In its quest to diversify its revenue beyond the iPhone, Apple has overhauled its Mac lineup , expanded into wearables and doubled down on subscriptions for services like iCloud, Apple TV+ and Apple Music. The strategy is working: If Apple spun out its services business into a separate company, it would be a multibillion-dollar business.
But the iPhone is still the company's biggest moneymaker by a significant margin. So when Bloomberg reported Thursday that Apple is working on a hardware subscription service akin to its software offerings, it wasn’t a surprise. The subscription would have iPhone users pay for their phones and other hardware on a monthly basis, just like they would a streaming service, according to people with inside knowledge. Apple has not responded to requests for comment.
Apple launched the iPhone Upgrade Program in 2015 as a way for buyers to spread out the cost of a new iPhone with AppleCare+ over 24 months. The program also lets buyers upgrade to a new iPhone every 12 months. Wireless carriers like AT&T and Verizon offer similar installment plans.
The iPhone subscription would reportedly differ in that the monthly fee wouldn't be the cost of an iPhone divided into 24 payments. It's unclear how much the subscription would cost, but Apple is reportedly considering bundling it with AppleCare+ and possibly an Apple One subscription. Apple One subscribers pay one monthly fee for iCloud storage, Apple TV+, Apple News+, Apple Music, Apple Arcade and Fitness+. The subscription may also extend to Apple's other devices, including iPads and Macs.

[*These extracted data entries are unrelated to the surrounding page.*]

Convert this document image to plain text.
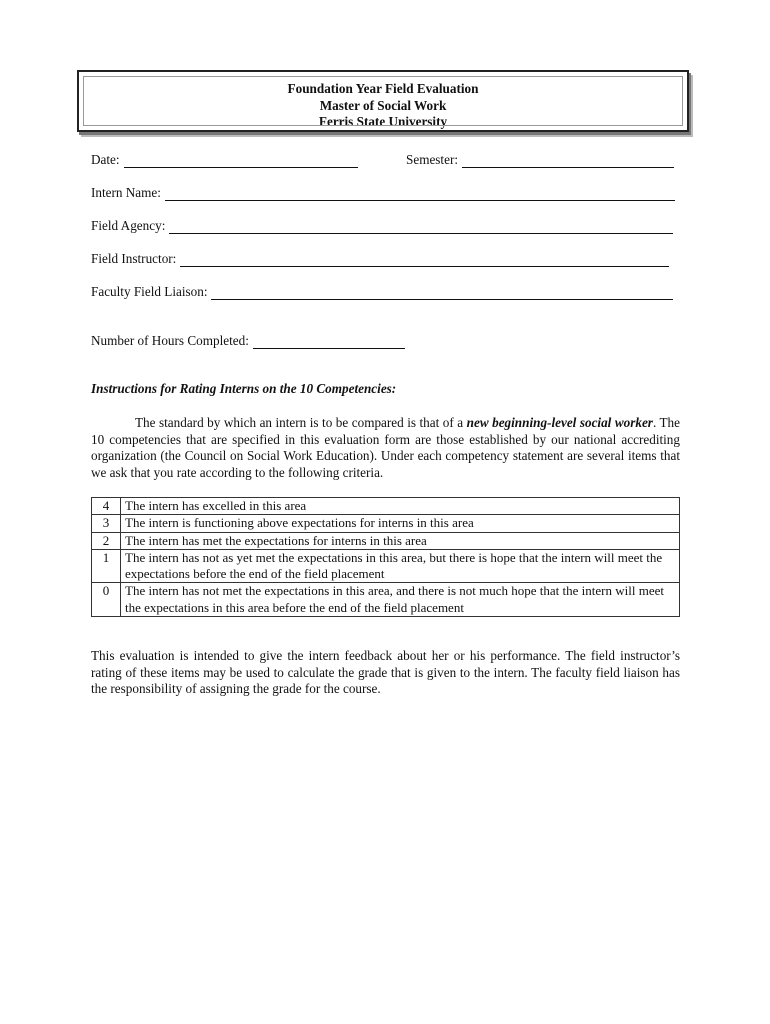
Foundation Year Field Evaluation
Master of Social Work
Ferris State University
Date:	Semester:
Intern Name:
Field Agency:
Field Instructor:
Faculty Field Liaison:
Number of Hours Completed:
Instructions for Rating Interns on the 10 Competencies:
The standard by which an intern is to be compared is that of a new beginning-level social worker. The 10 competencies that are specified in this evaluation form are those established by our national accrediting organization (the Council on Social Work Education). Under each competency statement are several items that we ask that you rate according to the following criteria.
4	The intern has excelled in this area
3	The intern is functioning above expectations for interns in this area
2	The intern has met the expectations for interns in this area
1	The intern has not as yet met the expectations in this area, but there is hope that the intern will meet the expectations before the end of the field placement
0	The intern has not met the expectations in this area, and there is not much hope that the intern will meet the expectations in this area before the end of the field placement
This evaluation is intended to give the intern feedback about her or his performance. The field instructor’s rating of these items may be used to calculate the grade that is given to the intern. The faculty field liaison has the responsibility of assigning the grade for the course.
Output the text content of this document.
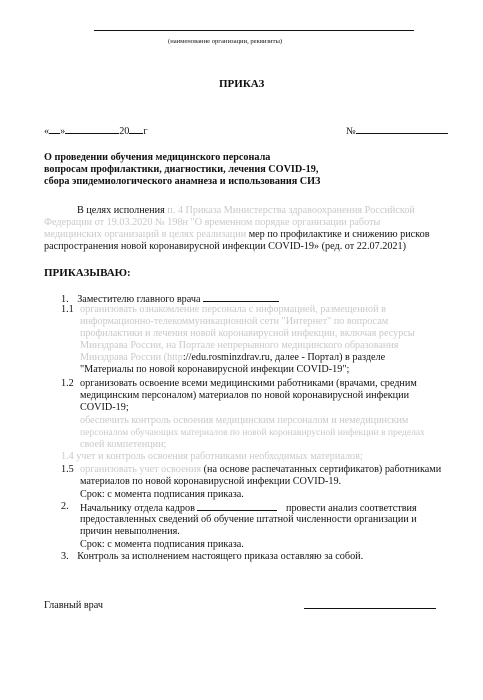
(наименование организации, реквизиты)
ПРИКАЗ
« »	20 г	№
О проведении обучения медицинского персонала
вопросам профилактики, диагностики, лечения COVID-19,
сбора эпидемиологического анамнеза и использования СИЗ
В целях исполнения п. 4 Приказа Министерства здравоохранения Российской
Федерации от 19.03.2020 № 198н "О временном порядке организации работы
медицинских организаций в целях реализации мер по профилактике и снижению рисков
распространения новой коронавирусной инфекции COVID-19» (ред. от 22.07.2021)
ПРИКАЗЫВАЮ:
1. Заместителю главного врача
1.1 организовать ознакомление персонала с информацией, размещенной в
информационно-телекоммуникационной сети "Интернет" по вопросам
профилактики и лечения новой коронавирусной инфекции, включая ресурсы
Минздрава России, на Портале непрерывного медицинского образования
Минздрава России (http://edu.rosminzdrav.ru, далее - Портал) в разделе
"Материалы по новой коронавирусной инфекции COVID-19";
1.2 организовать освоение всеми медицинскими работниками (врачами, средним
медицинским персоналом) материалов по новой коронавирусной инфекции
COVID-19;
обеспечить контроль освоения медицинским персоналом и немедицинским
персоналом обучающих материалов по новой коронавирусной инфекции в пределах
своей компетенции;
1.4 учет и контроль освоения работниками необходимых материалов;
1.5 организовать учет освоения (на основе распечатанных сертификатов) работниками
материалов по новой коронавирусной инфекции COVID-19.
Срок: с момента подписания приказа.
2. Начальнику отдела кадров	провести анализ соответствия
предоставленных сведений об обучение штатной численности организации и
причин невыполнения.
Срок: с момента подписания приказа.
3. Контроль за исполнением настоящего приказа оставляю за собой.
Главный врач
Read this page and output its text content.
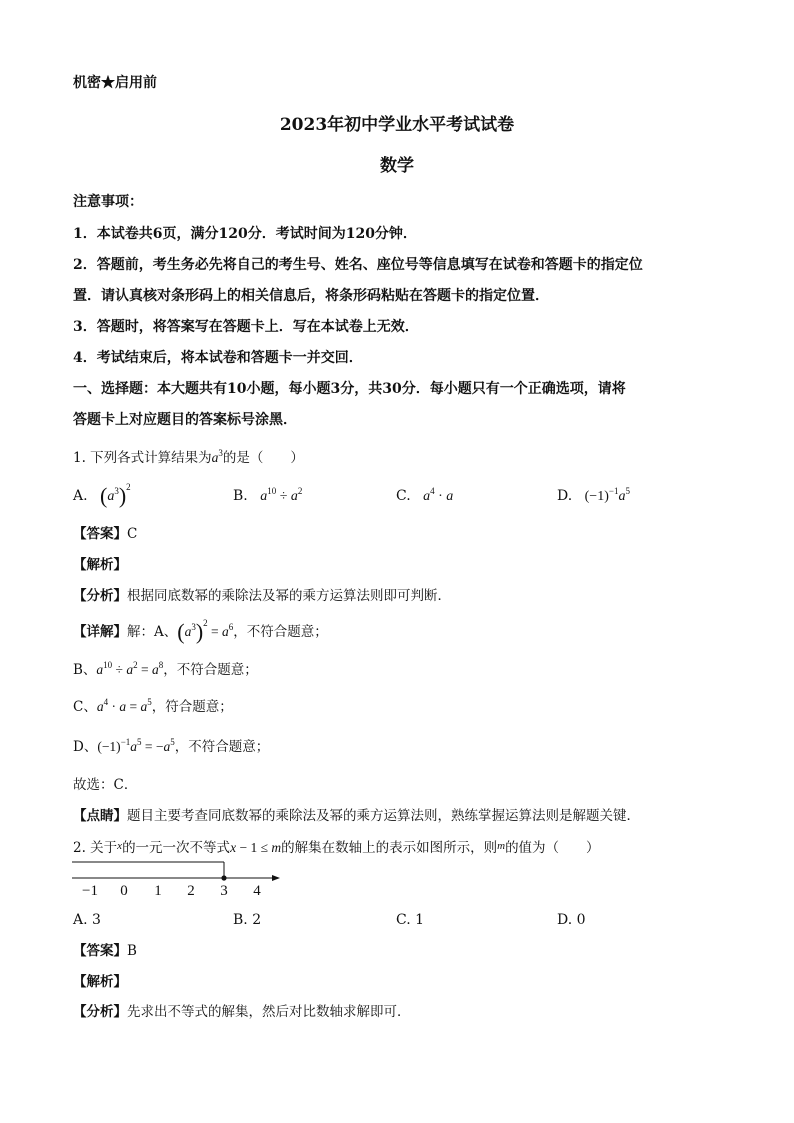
机密★启用前
2023年初中学业水平考试试卷
数学
注意事项：
1．本试卷共6页，满分120分．考试时间为120分钟．
2．答题前，考生务必先将自己的考生号、姓名、座位号等信息填写在试卷和答题卡的指定位
置．请认真核对条形码上的相关信息后，将条形码粘贴在答题卡的指定位置．
3．答题时，将答案写在答题卡上．写在本试卷上无效．
4．考试结束后，将本试卷和答题卡一并交回．
一、选择题：本大题共有10小题，每小题3分，共30分．每小题只有一个正确选项，请将
答题卡上对应题目的答案标号涂黑．
1. 下列各式计算结果为$a^3$的是（　　）
A. $(a^3)^2$
B. $a^{10} \div a^2$	C. $a^4 \cdot a$	D. $(-1)^{-1}a^5$
【答案】C
【解析】
【分析】根据同底数幂的乘除法及幂的乘方运算法则即可判断．
【详解】解：A、$(a^3)^2 = a^6$，不符合题意；
B、$a^{10} \div a^2 = a^8$，不符合题意；
C、$a^4 \cdot a = a^5$，符合题意；
D、$(-1)^{-1}a^5 = -a^5$，不符合题意；
故选：C．
【点睛】题目主要考查同底数幂的乘除法及幂的乘方运算法则，熟练掌握运算法则是解题关键．
2. 关于$^x$的一元一次不等式x − 1 ≤ m的解集在数轴上的表示如图所示，则$^m$的值为（　　）
−1 0 1 2 3 4
A. 3	B. 2	C. 1	D. 0
【答案】B
【解析】
【分析】先求出不等式的解集，然后对比数轴求解即可．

According to Bloomberg, Apple is also considering the possibility of allowing subscribers upgrade to new hardware annually, like they can under the iPhone Upgrade Program. The subscription service would also make it easier for buyers to stomach upgrading their hardware. People are hanging onto their phones longer, and the right to repair movement has forced Apple to make concessions to allow buyers to fix their devices at home (though its Self Service Program has yet to launch). If buyers had the option to rent hardware rather than plunk down hundreds (or thousands) of dollars outright, they might be convinced to upgrade more often.
Investors think the hardware subscription is a good idea: AAPL stock jumped 1.6% in an hour after the news leaked. The service is currently expected to launch at the end of this year, but Bloomberg noted it could be pushed to 2023 or canceled altogether.